Gabriel sat on the couch. Beside Sheba’s manuscript, there was an open cardboard box with the Hunt Foundation’s address written on one of the flaps in black marker. He reached inside and dug through shredded paper until he felt something dry and brittle. He pulled the object out. It was a shrunken, mummified human hand. With six fingers.
“Gloves, gloves, gloves!” Michael yelled. He nodded anxiously toward the box of disposable latex gloves sitting on his desk. “You know better.”
Gabriel dropped the hand back in the box. “Sorry.”
Michael carried over a glass, handed it to him.
“None for you?” Gabriel said, sipping.
“In a moment.” Michael went over to his desk and opened his laptop. “I just need to check on something.” He clicked the mouse a few times, and then a cloud of disappointment darkened his features.
“What is it?”
Michael slumped in his chair and rubbed his face with both hands. “I was hoping I’d have an e-mail from Joyce Wingard. We gave her a grant for a research trip to Borneo and she’s been there since August. She was checking in with me every day, and then three days ago the e-mails stopped.”
“How well do you know her? Maybe she just ran off with the grant money.”
Michael stared at him. “You don’t recognize the name? Joyce Wingard. Gabriel, she’s Daniel Wingard’s niece.”

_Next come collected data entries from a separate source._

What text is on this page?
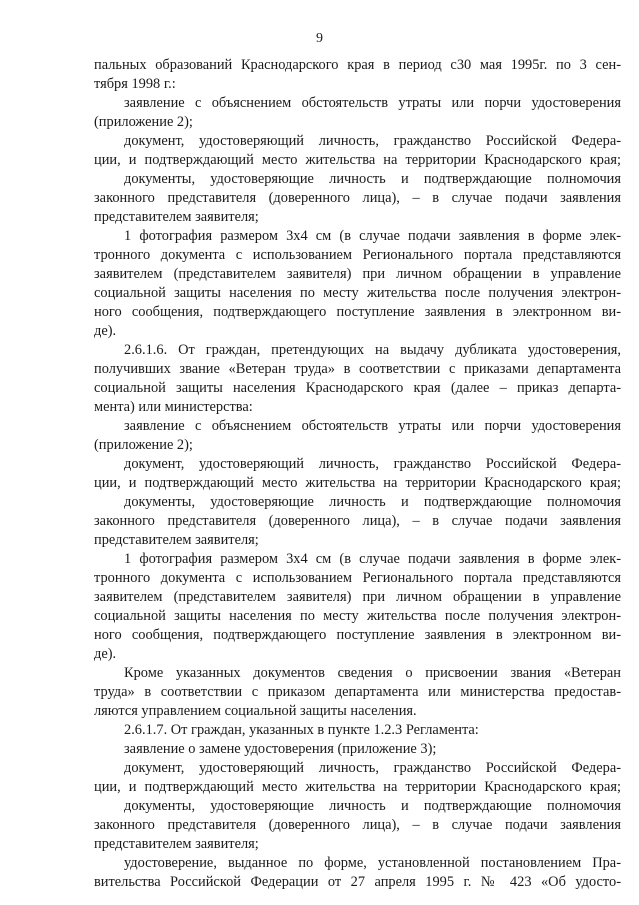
9
пальных образований Краснодарского края в период с30 мая 1995г. по 3 сен-
тября 1998 г.:
заявление с объяснением обстоятельств утраты или порчи удостоверения
(приложение 2);
документ, удостоверяющий личность, гражданство Российской Федера-
ции, и подтверждающий место жительства на территории Краснодарского края;
документы, удостоверяющие личность и подтверждающие полномочия
законного представителя (доверенного лица), – в случае подачи заявления
представителем заявителя;
1 фотография размером 3х4 см (в случае подачи заявления в форме элек-
тронного документа с использованием Регионального портала представляются
заявителем (представителем заявителя) при личном обращении в управление
социальной защиты населения по месту жительства после получения электрон-
ного сообщения, подтверждающего поступление заявления в электронном ви-
де).
2.6.1.6. От граждан, претендующих на выдачу дубликата удостоверения,
получивших звание «Ветеран труда» в соответствии с приказами департамента
социальной защиты населения Краснодарского края (далее – приказ департа-
мента) или министерства:
заявление с объяснением обстоятельств утраты или порчи удостоверения
(приложение 2);
документ, удостоверяющий личность, гражданство Российской Федера-
ции, и подтверждающий место жительства на территории Краснодарского края;
документы, удостоверяющие личность и подтверждающие полномочия
законного представителя (доверенного лица), – в случае подачи заявления
представителем заявителя;
1 фотография размером 3х4 см (в случае подачи заявления в форме элек-
тронного документа с использованием Регионального портала представляются
заявителем (представителем заявителя) при личном обращении в управление
социальной защиты населения по месту жительства после получения электрон-
ного сообщения, подтверждающего поступление заявления в электронном ви-
де).
Кроме указанных документов сведения о присвоении звания «Ветеран
труда» в соответствии с приказом департамента или министерства предостав-
ляются управлением социальной защиты населения.
2.6.1.7. От граждан, указанных в пункте 1.2.3 Регламента:
заявление о замене удостоверения (приложение 3);
документ, удостоверяющий личность, гражданство Российской Федера-
ции, и подтверждающий место жительства на территории Краснодарского края;
документы, удостоверяющие личность и подтверждающие полномочия
законного представителя (доверенного лица), – в случае подачи заявления
представителем заявителя;
удостоверение, выданное по форме, установленной постановлением Пра-
вительства Российской Федерации от 27 апреля 1995 г. № 423 «Об удосто-
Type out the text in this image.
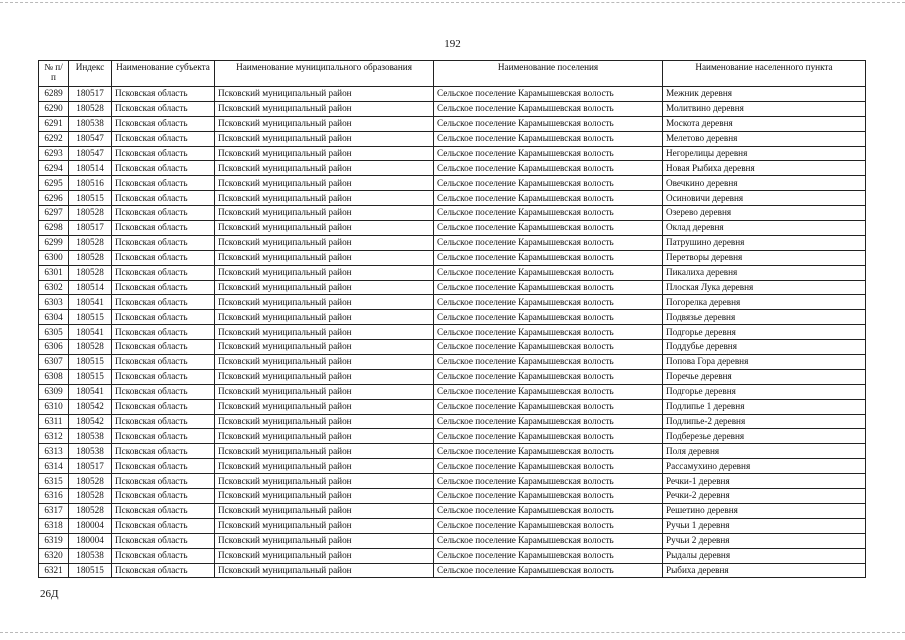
192
№ п/п	Индекс	Наименование субъекта	Наименование муниципального образования	Наименование поселения	Наименование населенного пункта
6289	180517	Псковская область	Псковский муниципальный район	Сельское поселение Карамышевская волость	Межник деревня
6290	180528	Псковская область	Псковский муниципальный район	Сельское поселение Карамышевская волость	Молитвино деревня
6291	180538	Псковская область	Псковский муниципальный район	Сельское поселение Карамышевская волость	Москота деревня
6292	180547	Псковская область	Псковский муниципальный район	Сельское поселение Карамышевская волость	Мелетово деревня
6293	180547	Псковская область	Псковский муниципальный район	Сельское поселение Карамышевская волость	Негорелицы деревня
6294	180514	Псковская область	Псковский муниципальный район	Сельское поселение Карамышевская волость	Новая Рыбиха деревня
6295	180516	Псковская область	Псковский муниципальный район	Сельское поселение Карамышевская волость	Овечкино деревня
6296	180515	Псковская область	Псковский муниципальный район	Сельское поселение Карамышевская волость	Осиновичи деревня
6297	180528	Псковская область	Псковский муниципальный район	Сельское поселение Карамышевская волость	Озерево деревня
6298	180517	Псковская область	Псковский муниципальный район	Сельское поселение Карамышевская волость	Оклад деревня
6299	180528	Псковская область	Псковский муниципальный район	Сельское поселение Карамышевская волость	Патрушино деревня
6300	180528	Псковская область	Псковский муниципальный район	Сельское поселение Карамышевская волость	Перетворы деревня
6301	180528	Псковская область	Псковский муниципальный район	Сельское поселение Карамышевская волость	Пикалиха деревня
6302	180514	Псковская область	Псковский муниципальный район	Сельское поселение Карамышевская волость	Плоская Лука деревня
6303	180541	Псковская область	Псковский муниципальный район	Сельское поселение Карамышевская волость	Погорелка деревня
6304	180515	Псковская область	Псковский муниципальный район	Сельское поселение Карамышевская волость	Подвязье деревня
6305	180541	Псковская область	Псковский муниципальный район	Сельское поселение Карамышевская волость	Подгорье деревня
6306	180528	Псковская область	Псковский муниципальный район	Сельское поселение Карамышевская волость	Поддубье деревня
6307	180515	Псковская область	Псковский муниципальный район	Сельское поселение Карамышевская волость	Попова Гора деревня
6308	180515	Псковская область	Псковский муниципальный район	Сельское поселение Карамышевская волость	Поречье деревня
6309	180541	Псковская область	Псковский муниципальный район	Сельское поселение Карамышевская волость	Подгорье деревня
6310	180542	Псковская область	Псковский муниципальный район	Сельское поселение Карамышевская волость	Подлипье 1 деревня
6311	180542	Псковская область	Псковский муниципальный район	Сельское поселение Карамышевская волость	Подлипье-2 деревня
6312	180538	Псковская область	Псковский муниципальный район	Сельское поселение Карамышевская волость	Подберезье деревня
6313	180538	Псковская область	Псковский муниципальный район	Сельское поселение Карамышевская волость	Поля деревня
6314	180517	Псковская область	Псковский муниципальный район	Сельское поселение Карамышевская волость	Рассамухино деревня
6315	180528	Псковская область	Псковский муниципальный район	Сельское поселение Карамышевская волость	Речки-1 деревня
6316	180528	Псковская область	Псковский муниципальный район	Сельское поселение Карамышевская волость	Речки-2 деревня
6317	180528	Псковская область	Псковский муниципальный район	Сельское поселение Карамышевская волость	Решетино деревня
6318	180004	Псковская область	Псковский муниципальный район	Сельское поселение Карамышевская волость	Ручьи 1 деревня
6319	180004	Псковская область	Псковский муниципальный район	Сельское поселение Карамышевская волость	Ручьи 2 деревня
6320	180538	Псковская область	Псковский муниципальный район	Сельское поселение Карамышевская волость	Рыдалы деревня
6321	180515	Псковская область	Псковский муниципальный район	Сельское поселение Карамышевская волость	Рыбиха деревня
26Д
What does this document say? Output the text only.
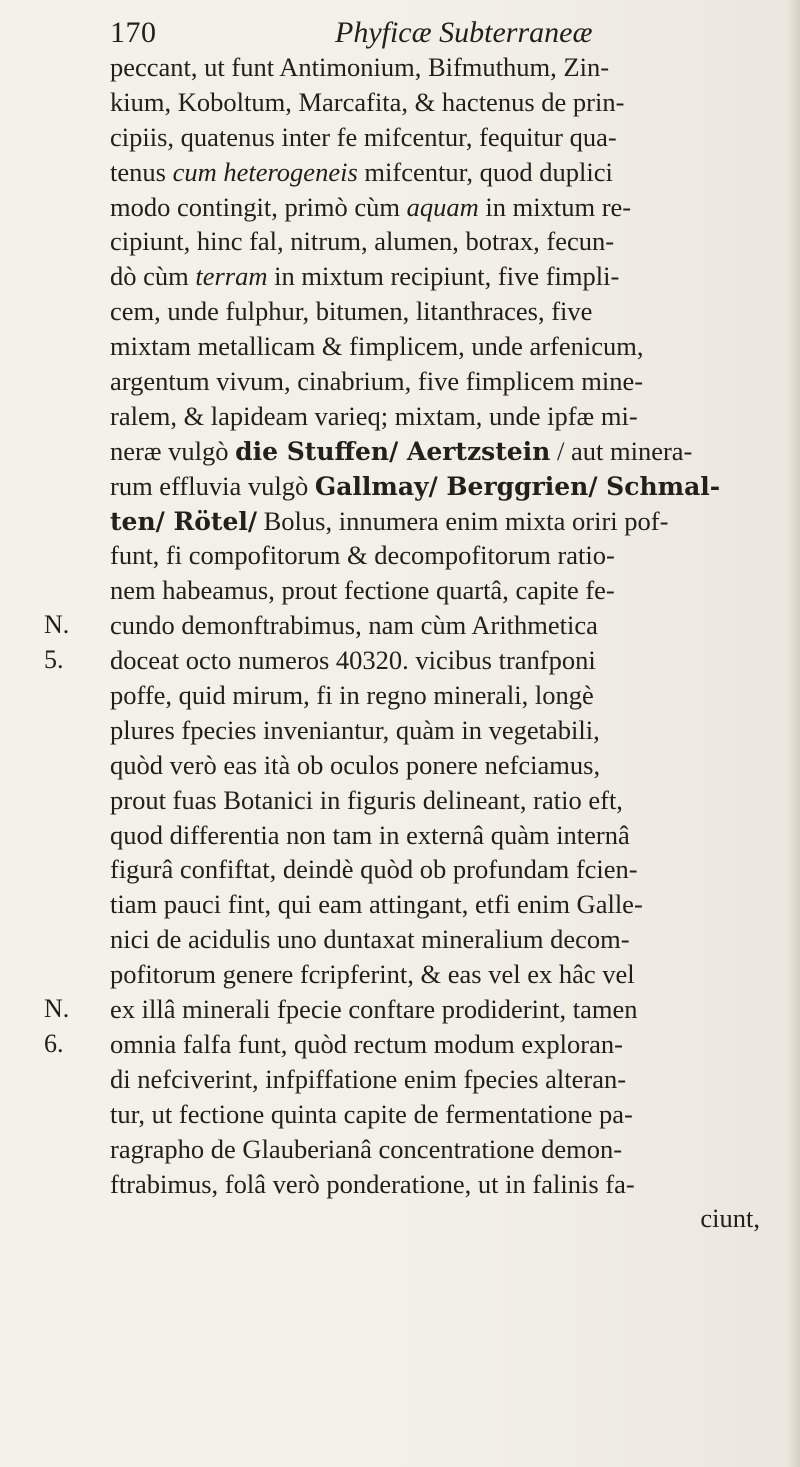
170	Phyficæ Subterraneæ
N.
5.
N.
6.
peccant, ut funt Antimonium, Bifmuthum, Zin-
kium, Koboltum, Marcafita, & hactenus de prin-
cipiis, quatenus inter fe mifcentur, fequitur qua-
tenus cum heterogeneis mifcentur, quod duplici
modo contingit, primò cùm aquam in mixtum re-
cipiunt, hinc fal, nitrum, alumen, botrax, fecun-
dò cùm terram in mixtum recipiunt, five fimpli-
cem, unde fulphur, bitumen, litanthraces, five
mixtam metallicam & fimplicem, unde arfenicum,
argentum vivum, cinabrium, five fimplicem mine-
ralem, & lapideam varieq; mixtam, unde ipfæ mi-
neræ vulgò die Stuffen/ Aertzstein / aut minera-
rum effluvia vulgò Gallmay/ Berggrien/ Schmal-
ten/ Rötel/ Bolus, innumera enim mixta oriri pof-
funt, fi compofitorum & decompofitorum ratio-
nem habeamus, prout fectione quartâ, capite fe-
cundo demonftrabimus, nam cùm Arithmetica
doceat octo numeros 40320. vicibus tranfponi
poffe, quid mirum, fi in regno minerali, longè
plures fpecies inveniantur, quàm in vegetabili,
quòd verò eas ità ob oculos ponere nefciamus,
prout fuas Botanici in figuris delineant, ratio eft,
quod differentia non tam in externâ quàm internâ
figurâ confiftat, deindè quòd ob profundam fcien-
tiam pauci fint, qui eam attingant, etfi enim Galle-
nici de acidulis uno duntaxat mineralium decom-
pofitorum genere fcripferint, & eas vel ex hâc vel
ex illâ minerali fpecie conftare prodiderint, tamen
omnia falfa funt, quòd rectum modum exploran-
di nefciverint, infpiffatione enim fpecies alteran-
tur, ut fectione quinta capite de fermentatione pa-
ragrapho de Glauberianâ concentratione demon-
ftrabimus, folâ verò ponderatione, ut in falinis fa-
ciunt,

Daniel Wingard. There was a name he hadn’t heard in years. Wingard had been a professor of archeology and cultural anthropology at the University of Maryland and a good friend of their parents. And Joyce Wingard…now it came back to him. The last time he’d seen Joyce he’d been fifteen, and she’d been, what, seven? Their parents had taken them to spend the weekend with the professor and his niece at Wingard’s home on the shore of the Potomac. Gabriel remembered an impatient little girl with blonde pigtails. During dinner, she’d called him stupid and dumped a bowl of potato salad in his lap.
“Joyce Wingard,” Gabriel said. “What the hell is that little girl doing in Borneo?”
“Working toward her Ph.D., Gabriel. She’s thirty years old.”
“I guess she would be, at that,” he said. Thirty years old and probably still a terror. “Does she have any field experience?”
“She didn’t need any. This was just supposed to be a research trip.”